DCNS will offer its diesel-electric Scorpene submarine, adapted to meet specific Norwegian requirements.
When asked about Poland, Guillou said relations between Paris and Warsaw may be strained but that DCNS does not involve itself in political issues but rather pursues commercial interest in the pitching of its submarines.
“We are a commercial company,” Guillou said. “If Poland needs a submarine, I will continue to pitch our best submarine”. Intergovernmental relations, which can go through highs and lows, are outside the company’s domain, he added.
Airbus Group had invested heavily in a Polish tender and now aims to take action after Warsaw broke off exclusive talks for a 50-strong order of the Caracal military transport helicopter, Airbus CEO Tom Enders said.
TKMS is the rival bidder in the Polish tender to replace a three-strong fleet of Kobben-class submarines.
On Australia, DCNS expects to sign in about six months a study contract, the next step in the Future Submarine Program following the signing last month of a design and mobilization contract, Guillou said.
DCNS in Cherbourg, northwest France, and the Adelaide port will work together for the planned Barracuda Shortfin 1A diesel-electric boat.
Some 35 Australian companies will be on the DCNS stand at the Euronaval trade show, reflecting the local interest in the submarine program.

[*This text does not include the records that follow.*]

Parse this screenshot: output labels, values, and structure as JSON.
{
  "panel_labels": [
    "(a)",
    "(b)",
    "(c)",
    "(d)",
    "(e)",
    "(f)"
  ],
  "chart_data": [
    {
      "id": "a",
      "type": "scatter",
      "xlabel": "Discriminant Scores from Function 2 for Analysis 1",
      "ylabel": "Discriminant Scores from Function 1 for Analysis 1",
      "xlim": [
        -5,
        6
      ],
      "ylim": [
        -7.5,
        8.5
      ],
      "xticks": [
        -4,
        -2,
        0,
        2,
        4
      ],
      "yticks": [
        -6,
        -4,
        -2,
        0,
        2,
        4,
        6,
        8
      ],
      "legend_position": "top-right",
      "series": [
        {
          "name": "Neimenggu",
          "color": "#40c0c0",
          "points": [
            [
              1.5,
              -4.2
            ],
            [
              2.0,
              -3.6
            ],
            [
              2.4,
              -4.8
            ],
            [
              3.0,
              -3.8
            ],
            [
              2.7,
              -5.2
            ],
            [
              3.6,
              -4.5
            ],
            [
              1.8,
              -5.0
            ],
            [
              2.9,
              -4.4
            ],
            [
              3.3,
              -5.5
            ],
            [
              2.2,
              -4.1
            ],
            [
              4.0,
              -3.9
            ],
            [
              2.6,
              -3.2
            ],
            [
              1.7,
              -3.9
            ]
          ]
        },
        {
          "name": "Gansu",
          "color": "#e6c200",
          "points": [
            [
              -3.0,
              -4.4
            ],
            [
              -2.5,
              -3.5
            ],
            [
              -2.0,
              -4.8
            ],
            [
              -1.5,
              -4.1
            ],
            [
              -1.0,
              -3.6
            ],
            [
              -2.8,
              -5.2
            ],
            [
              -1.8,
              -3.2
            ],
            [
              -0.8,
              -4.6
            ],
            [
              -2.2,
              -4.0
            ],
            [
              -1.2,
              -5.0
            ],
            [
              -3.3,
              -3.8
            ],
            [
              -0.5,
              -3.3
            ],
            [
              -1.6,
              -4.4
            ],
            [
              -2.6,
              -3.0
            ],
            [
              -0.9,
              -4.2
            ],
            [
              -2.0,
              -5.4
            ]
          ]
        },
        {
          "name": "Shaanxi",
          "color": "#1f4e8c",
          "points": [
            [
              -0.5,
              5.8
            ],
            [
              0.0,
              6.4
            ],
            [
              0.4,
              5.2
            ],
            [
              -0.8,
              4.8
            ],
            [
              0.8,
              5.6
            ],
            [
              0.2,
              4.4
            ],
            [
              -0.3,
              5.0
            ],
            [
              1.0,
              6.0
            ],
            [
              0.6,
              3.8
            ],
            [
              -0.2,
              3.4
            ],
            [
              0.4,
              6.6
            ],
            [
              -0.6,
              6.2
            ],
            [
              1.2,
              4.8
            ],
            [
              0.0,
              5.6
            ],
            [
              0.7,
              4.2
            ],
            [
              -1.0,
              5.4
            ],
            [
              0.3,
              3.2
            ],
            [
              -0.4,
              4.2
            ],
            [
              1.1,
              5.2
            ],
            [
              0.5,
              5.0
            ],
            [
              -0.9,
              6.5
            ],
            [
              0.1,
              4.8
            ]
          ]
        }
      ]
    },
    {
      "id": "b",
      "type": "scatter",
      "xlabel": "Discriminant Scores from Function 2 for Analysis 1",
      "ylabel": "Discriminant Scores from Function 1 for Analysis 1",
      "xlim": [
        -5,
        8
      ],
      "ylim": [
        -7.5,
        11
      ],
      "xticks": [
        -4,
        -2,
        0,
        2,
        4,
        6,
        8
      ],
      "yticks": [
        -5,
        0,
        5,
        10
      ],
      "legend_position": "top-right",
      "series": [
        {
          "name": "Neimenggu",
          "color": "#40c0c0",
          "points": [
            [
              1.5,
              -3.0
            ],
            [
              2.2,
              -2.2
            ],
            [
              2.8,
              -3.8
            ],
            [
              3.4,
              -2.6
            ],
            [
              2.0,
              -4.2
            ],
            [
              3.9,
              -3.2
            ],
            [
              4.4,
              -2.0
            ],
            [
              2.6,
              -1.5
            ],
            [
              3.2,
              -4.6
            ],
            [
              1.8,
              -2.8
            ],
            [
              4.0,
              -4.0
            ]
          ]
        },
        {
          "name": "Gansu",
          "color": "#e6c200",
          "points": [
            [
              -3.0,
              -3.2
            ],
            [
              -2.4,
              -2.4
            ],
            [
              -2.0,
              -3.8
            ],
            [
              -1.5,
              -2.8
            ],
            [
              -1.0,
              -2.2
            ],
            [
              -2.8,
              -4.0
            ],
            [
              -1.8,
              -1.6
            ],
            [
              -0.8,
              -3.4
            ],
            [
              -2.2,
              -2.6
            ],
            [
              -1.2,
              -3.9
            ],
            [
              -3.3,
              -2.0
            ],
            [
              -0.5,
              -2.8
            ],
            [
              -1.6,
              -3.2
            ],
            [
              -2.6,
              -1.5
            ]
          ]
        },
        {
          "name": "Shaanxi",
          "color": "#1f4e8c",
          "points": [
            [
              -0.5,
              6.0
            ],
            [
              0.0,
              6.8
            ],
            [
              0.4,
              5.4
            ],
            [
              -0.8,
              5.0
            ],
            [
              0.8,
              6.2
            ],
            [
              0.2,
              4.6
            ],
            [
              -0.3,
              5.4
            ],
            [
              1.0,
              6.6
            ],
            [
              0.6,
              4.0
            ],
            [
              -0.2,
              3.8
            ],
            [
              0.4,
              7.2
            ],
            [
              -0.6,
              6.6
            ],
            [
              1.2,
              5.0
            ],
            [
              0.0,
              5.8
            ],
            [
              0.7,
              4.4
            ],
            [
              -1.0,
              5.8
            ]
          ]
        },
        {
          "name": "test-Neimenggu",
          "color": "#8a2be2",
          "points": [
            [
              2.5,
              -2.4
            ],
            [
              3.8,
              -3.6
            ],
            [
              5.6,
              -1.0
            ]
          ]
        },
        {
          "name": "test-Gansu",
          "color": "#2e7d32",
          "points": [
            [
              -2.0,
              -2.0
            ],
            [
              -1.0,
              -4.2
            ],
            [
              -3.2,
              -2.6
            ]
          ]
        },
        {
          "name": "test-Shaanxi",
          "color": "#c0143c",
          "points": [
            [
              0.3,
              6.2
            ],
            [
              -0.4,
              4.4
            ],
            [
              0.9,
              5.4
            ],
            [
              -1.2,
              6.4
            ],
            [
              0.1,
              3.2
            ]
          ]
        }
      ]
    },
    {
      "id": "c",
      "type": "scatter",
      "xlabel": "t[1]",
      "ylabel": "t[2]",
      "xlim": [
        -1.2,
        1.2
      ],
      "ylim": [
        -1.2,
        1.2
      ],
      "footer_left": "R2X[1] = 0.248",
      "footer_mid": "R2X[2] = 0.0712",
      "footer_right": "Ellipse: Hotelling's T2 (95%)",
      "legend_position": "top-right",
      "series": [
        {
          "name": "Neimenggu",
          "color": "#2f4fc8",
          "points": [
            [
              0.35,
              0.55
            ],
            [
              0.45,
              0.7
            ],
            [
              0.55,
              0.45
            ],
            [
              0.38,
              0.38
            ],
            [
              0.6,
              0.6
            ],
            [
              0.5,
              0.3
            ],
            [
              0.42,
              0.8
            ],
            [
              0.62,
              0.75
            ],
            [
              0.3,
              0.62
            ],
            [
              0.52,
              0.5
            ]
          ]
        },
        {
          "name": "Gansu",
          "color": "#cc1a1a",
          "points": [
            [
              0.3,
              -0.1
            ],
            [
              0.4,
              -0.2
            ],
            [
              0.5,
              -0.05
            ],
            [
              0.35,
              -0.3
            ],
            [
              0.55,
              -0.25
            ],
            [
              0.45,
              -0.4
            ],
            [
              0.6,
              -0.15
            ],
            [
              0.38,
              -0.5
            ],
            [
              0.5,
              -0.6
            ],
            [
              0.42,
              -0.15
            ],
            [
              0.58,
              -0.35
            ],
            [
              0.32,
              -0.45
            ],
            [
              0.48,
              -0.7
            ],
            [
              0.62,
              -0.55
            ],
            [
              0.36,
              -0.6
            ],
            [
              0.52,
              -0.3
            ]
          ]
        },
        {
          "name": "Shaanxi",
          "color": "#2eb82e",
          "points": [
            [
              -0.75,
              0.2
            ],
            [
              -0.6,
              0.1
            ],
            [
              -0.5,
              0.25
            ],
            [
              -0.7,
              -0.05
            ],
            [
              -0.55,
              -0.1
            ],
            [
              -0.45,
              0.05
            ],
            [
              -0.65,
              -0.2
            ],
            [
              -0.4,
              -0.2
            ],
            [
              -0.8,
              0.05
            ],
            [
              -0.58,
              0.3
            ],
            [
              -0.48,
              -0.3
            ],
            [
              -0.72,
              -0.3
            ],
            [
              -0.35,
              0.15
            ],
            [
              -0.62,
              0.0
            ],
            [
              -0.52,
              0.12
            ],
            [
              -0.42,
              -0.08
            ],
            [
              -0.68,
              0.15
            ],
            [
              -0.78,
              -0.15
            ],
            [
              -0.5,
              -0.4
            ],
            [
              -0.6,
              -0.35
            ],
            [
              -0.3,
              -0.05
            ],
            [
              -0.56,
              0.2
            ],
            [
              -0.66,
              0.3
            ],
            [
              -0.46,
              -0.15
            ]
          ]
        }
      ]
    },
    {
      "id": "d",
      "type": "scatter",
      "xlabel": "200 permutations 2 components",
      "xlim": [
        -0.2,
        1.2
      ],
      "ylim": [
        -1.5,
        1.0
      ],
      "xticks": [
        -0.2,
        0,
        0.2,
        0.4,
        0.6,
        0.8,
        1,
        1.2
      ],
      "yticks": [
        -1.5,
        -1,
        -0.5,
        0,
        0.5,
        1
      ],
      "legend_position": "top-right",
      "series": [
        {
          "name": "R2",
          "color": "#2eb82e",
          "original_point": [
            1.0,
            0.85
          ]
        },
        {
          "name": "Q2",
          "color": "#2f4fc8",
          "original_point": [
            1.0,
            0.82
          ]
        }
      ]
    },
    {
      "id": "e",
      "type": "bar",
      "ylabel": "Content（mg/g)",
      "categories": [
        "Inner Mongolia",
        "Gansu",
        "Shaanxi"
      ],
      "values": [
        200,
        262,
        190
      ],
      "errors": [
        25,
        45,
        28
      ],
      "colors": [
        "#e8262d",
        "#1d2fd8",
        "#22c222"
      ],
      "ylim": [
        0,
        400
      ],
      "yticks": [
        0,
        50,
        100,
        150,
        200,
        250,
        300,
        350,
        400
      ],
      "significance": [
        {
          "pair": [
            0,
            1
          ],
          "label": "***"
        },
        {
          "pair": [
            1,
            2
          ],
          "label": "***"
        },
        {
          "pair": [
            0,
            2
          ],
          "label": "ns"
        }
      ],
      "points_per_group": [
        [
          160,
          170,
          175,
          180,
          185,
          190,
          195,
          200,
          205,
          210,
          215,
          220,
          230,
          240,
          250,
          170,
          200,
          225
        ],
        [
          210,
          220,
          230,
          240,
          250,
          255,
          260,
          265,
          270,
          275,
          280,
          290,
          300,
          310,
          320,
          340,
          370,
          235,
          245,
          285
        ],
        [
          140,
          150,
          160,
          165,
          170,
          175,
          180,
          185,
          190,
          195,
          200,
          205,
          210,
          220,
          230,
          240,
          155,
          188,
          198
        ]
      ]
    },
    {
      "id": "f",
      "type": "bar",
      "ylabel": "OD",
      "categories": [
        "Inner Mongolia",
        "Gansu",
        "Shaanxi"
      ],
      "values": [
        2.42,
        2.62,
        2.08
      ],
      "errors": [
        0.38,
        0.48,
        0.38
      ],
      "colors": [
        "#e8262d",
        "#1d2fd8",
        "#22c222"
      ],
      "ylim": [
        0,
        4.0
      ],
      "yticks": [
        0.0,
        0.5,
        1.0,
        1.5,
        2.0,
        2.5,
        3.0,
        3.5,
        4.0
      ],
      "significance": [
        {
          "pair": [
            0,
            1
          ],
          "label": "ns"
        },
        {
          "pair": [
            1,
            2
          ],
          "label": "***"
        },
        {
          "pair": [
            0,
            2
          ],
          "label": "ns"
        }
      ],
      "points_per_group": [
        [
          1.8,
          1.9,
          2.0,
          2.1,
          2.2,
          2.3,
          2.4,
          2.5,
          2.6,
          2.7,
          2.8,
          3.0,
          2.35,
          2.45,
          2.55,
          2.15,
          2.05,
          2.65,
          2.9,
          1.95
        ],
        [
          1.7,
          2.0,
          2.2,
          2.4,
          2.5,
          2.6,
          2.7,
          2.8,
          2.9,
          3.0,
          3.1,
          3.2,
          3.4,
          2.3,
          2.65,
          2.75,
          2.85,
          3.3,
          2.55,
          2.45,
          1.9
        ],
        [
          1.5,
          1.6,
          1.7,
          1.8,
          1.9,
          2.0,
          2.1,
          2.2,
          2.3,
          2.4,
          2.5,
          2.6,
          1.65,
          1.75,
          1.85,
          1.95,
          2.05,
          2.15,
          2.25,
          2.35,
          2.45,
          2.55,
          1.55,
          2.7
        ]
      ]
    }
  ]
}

The naval exhibition runs Oct. 17 to 21.
DCNS would consider taking up a minority stake in the naval company STX, as it has a “strategic” interest in the commercial shipbuilder, Guillou said. The shipbuilder would count on the STX shipyard to build a next-generation helicopter carrier or an aircraft carrier.
If a European company acquires STX, it wouldn’t pose a problem, according to Guillou, but there would be concern if a Chinese company put in a bid.
STX, which is owned by a South Korean group, filed for bankruptcy last month, sparking concern over the future of the Saint-Nazaire shipyard.